Now 22 years old, the French frontman has taken a gamble of his own, stepping down from the top flight to show he has what it takes to finally reach the heights that prompted Leipzig to spend €13 million (£11m/$14.3m) on him in 2017.

Leipzig signed him from Paris Saint-Germain, where he was behind Zlatan Ibrahimovic and Edinson Cavani in the pecking order in the previous two seasons. Any player, particularly a teenage talent, would find it hard to displace strikers of that pedigree, meaning Augustin was often played on the wing when chances came his way.

In Leipzig, he initially had a lot of success in his preferred central role, scoring 12 goals in all competitions in his debut season. However, despite that breakthrough, he returned for the 2018-19 season out of shape and, as a result, had a falling out with head coach Ralf Rangnick.

Like Bielsa, Rangnick is known for being a strict disciplinarian and made an example of Augustin in public when he did not live up to the high standards expected.

"I'll say it with a wink: If there's a player, who doesn't really know if he's happy about me as a coach, it's probably him.
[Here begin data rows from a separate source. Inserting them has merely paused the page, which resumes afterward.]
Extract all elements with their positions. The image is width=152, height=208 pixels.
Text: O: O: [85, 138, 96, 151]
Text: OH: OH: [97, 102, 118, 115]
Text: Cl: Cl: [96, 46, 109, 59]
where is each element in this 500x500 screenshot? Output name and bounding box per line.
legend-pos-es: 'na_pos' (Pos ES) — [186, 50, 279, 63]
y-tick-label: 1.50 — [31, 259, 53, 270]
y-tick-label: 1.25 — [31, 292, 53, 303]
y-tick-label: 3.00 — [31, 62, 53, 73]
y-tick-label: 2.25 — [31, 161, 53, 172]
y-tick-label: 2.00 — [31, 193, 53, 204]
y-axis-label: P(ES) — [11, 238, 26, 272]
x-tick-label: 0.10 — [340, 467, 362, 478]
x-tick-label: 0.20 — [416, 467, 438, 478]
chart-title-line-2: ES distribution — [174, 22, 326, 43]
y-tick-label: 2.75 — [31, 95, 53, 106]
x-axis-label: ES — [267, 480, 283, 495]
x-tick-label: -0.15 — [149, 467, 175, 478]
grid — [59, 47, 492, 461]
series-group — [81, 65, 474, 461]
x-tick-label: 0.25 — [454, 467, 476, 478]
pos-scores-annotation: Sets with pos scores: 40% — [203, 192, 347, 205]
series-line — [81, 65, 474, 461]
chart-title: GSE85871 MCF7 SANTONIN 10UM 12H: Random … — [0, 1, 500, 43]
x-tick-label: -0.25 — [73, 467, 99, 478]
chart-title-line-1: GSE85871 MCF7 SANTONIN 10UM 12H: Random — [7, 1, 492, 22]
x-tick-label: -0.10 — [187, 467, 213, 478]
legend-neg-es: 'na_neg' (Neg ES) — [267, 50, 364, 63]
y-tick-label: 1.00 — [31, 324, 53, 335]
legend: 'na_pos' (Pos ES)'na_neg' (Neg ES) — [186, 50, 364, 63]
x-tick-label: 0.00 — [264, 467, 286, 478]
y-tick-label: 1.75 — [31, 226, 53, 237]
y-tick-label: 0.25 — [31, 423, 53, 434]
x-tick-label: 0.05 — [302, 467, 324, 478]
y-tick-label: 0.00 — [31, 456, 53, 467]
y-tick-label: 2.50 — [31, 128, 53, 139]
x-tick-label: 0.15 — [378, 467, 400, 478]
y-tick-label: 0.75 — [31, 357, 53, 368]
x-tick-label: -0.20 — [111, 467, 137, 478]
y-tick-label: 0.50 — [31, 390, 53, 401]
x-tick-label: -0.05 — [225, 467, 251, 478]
And he has good reasons for that," Rangnick told Bild.

"I'm going to get on his nerves just as much this year until he does what he has to do. He has so much potential and rarely uses it. We won't give up until he can continually show it. I'm far from giving up. I prefer hanging out with him every day."
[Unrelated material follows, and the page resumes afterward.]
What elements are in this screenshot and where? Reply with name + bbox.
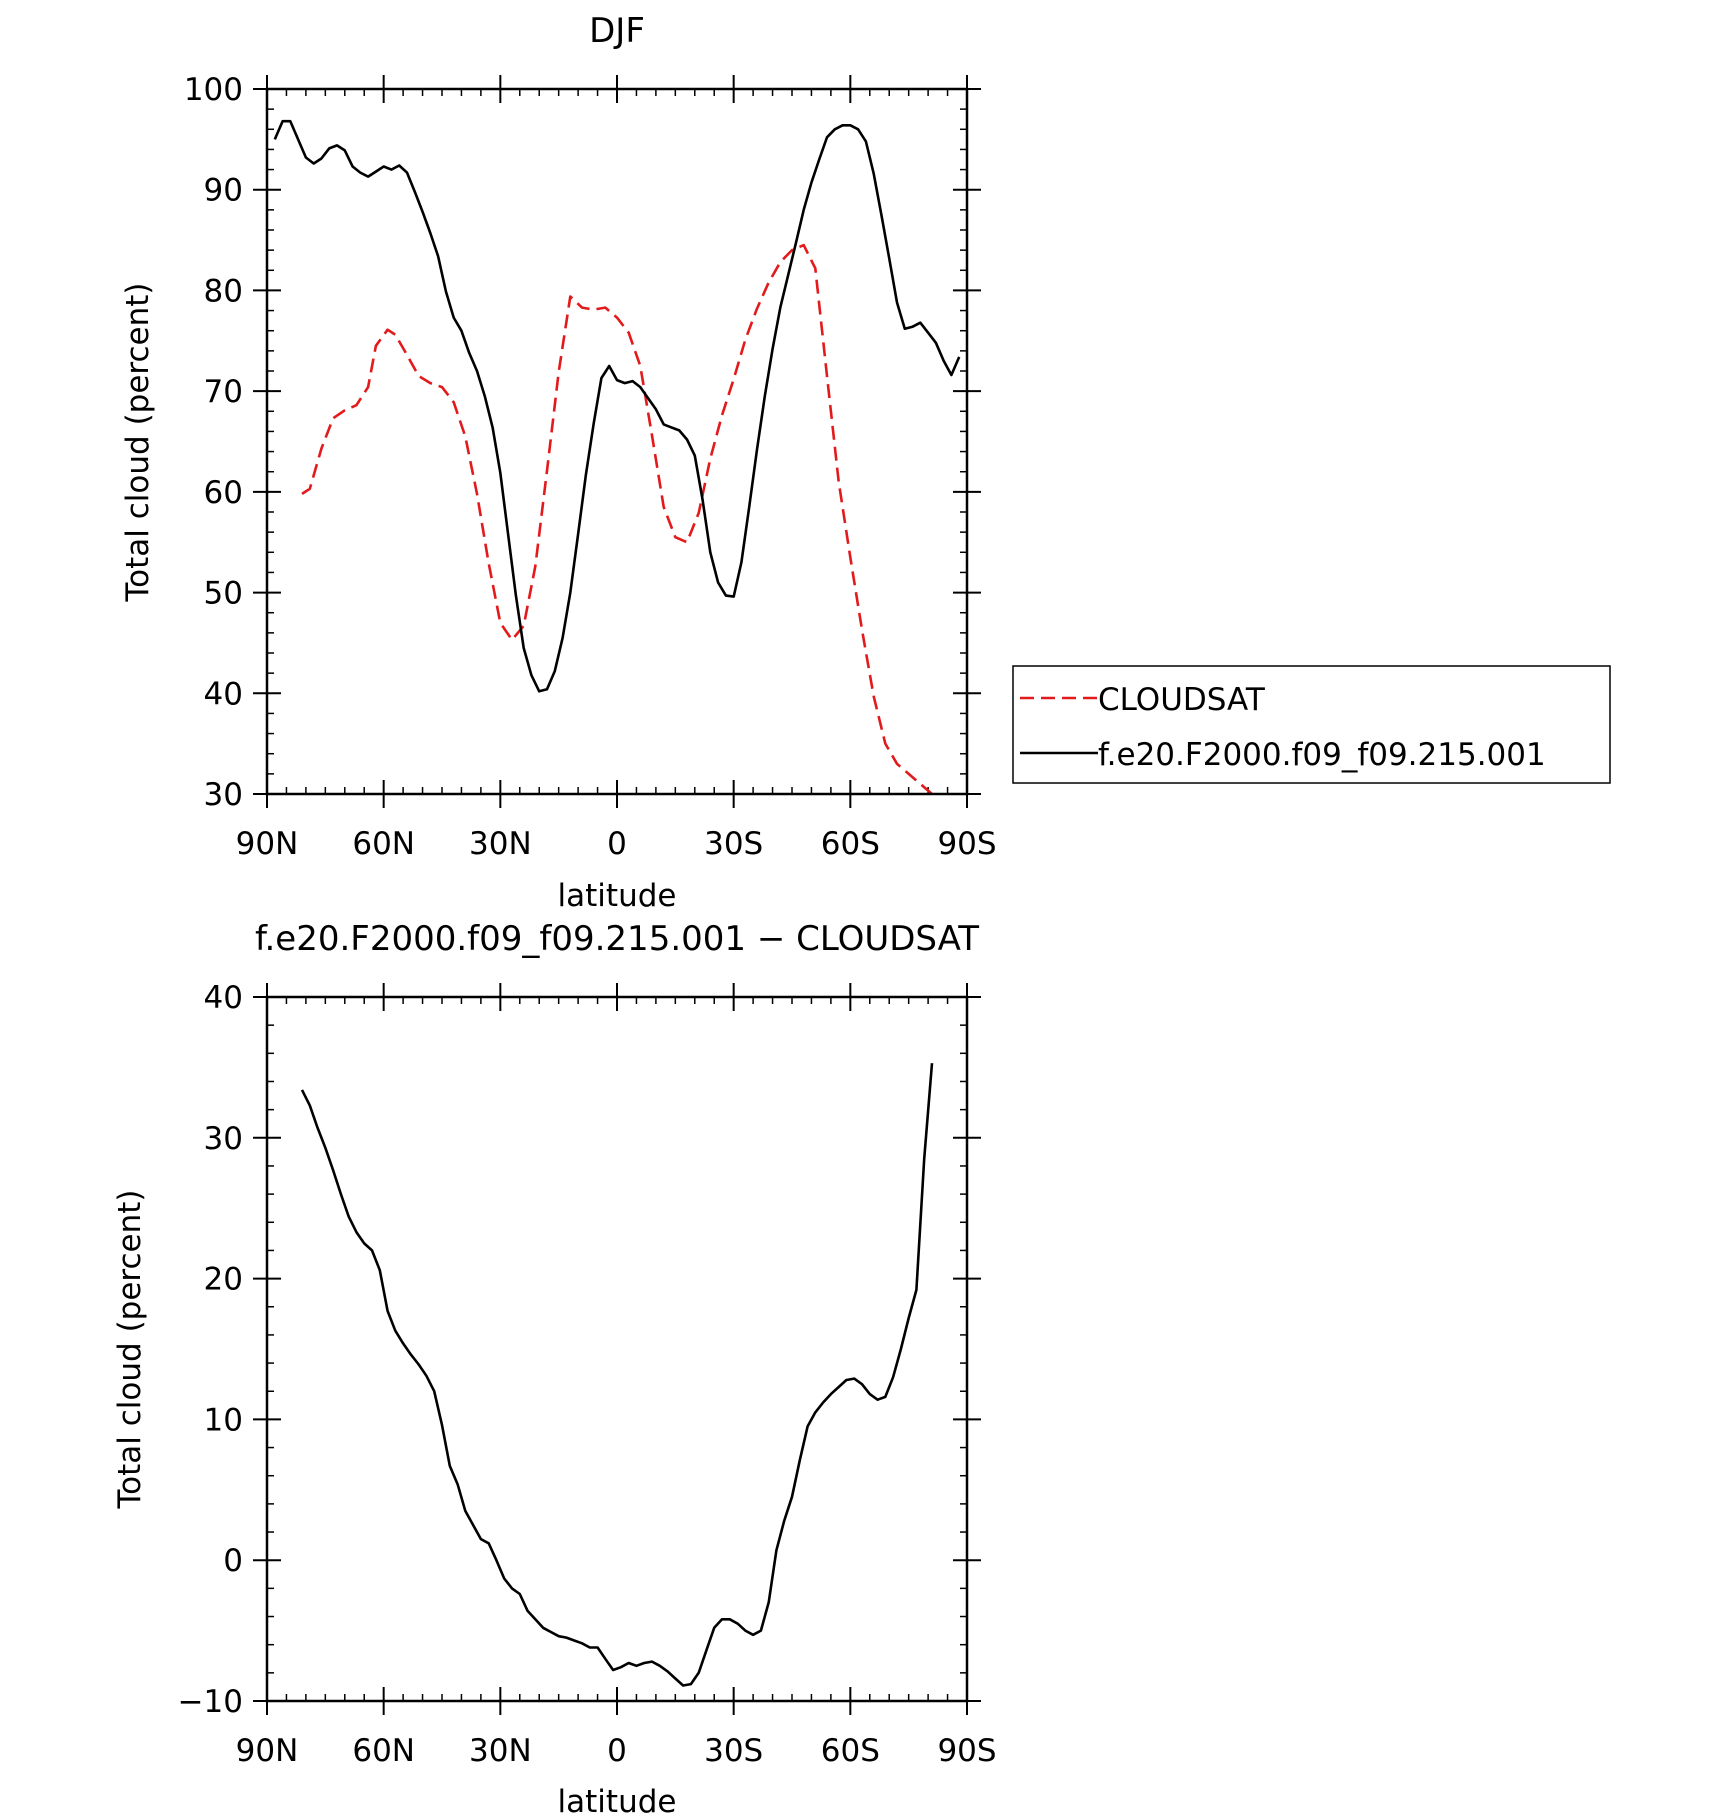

Just over a year after those comments from Rangnick, Leipzig look to have totally given up on the forward.

A loan to Monaco should have seen Augustin fare better, especially back in his native France, but once again he found himself down the depth chart, with Wissam Ben Yedder and Islam Slimani preferred to him in attack.

In 13 games for the principality club, he scored just once - in the Coupe de la Ligue win over Marseille in October. Leonardo Jardim, like Rangnick, saw something in him, but was unhappy with his goalscoring return.

"He's a quality player, physically strong. He's not a goalscorer like Ben Yedder," then-coach Jardim told reporters. "With his physique and movement, he can help us score. That's what you expect from an attacker."

GFX Rangnick on AugustinGoal

Augustin was linked with a £40m ($52m) move to Everton in December 2018, but now finds himself playing in the English second tier.

Bielsa will have to lay down the law to get the best from the attacker, but the talent is definitely there. At Leipzig, midfielder Marcel Sabitzer criticised his performances to the media, as even his team-mates could see that he was wasting his ability.

A pacey, technical attacker, Augustin could be sensational for Leeds, where he will play under a perfectionist who expects his players to work all day, doing both physical and mental training from 9.00 am to 7.00 or 8.00 pm in the evening.

Gabriel Batistuta once had Augustin's problems, arriving at his first club Newell's Old Boys out of shape, but Bielsa quickly turned him around and set him on the path to becoming a world-class striker.

“When I arrived, I was fat, it’s that simple," Batistuta explained in his autobiography. “I liked alfajores [a traditional Argentine biscuit]. The first thing Bielsa did was get rid of them and teach me to train in the rain. I hated him for it."

Countless players have credited Bielsa with developing them into the stars they became, including Diego Simeone, Ander Herrera and Benjamin Mendy.

Augustin is the latest project to come onto Bielsa's desk, but the Argentine may finally be the manager the Frenchman needs to live up to his enormous potential, and in turn be the player to help Leeds fans achieve their dreams.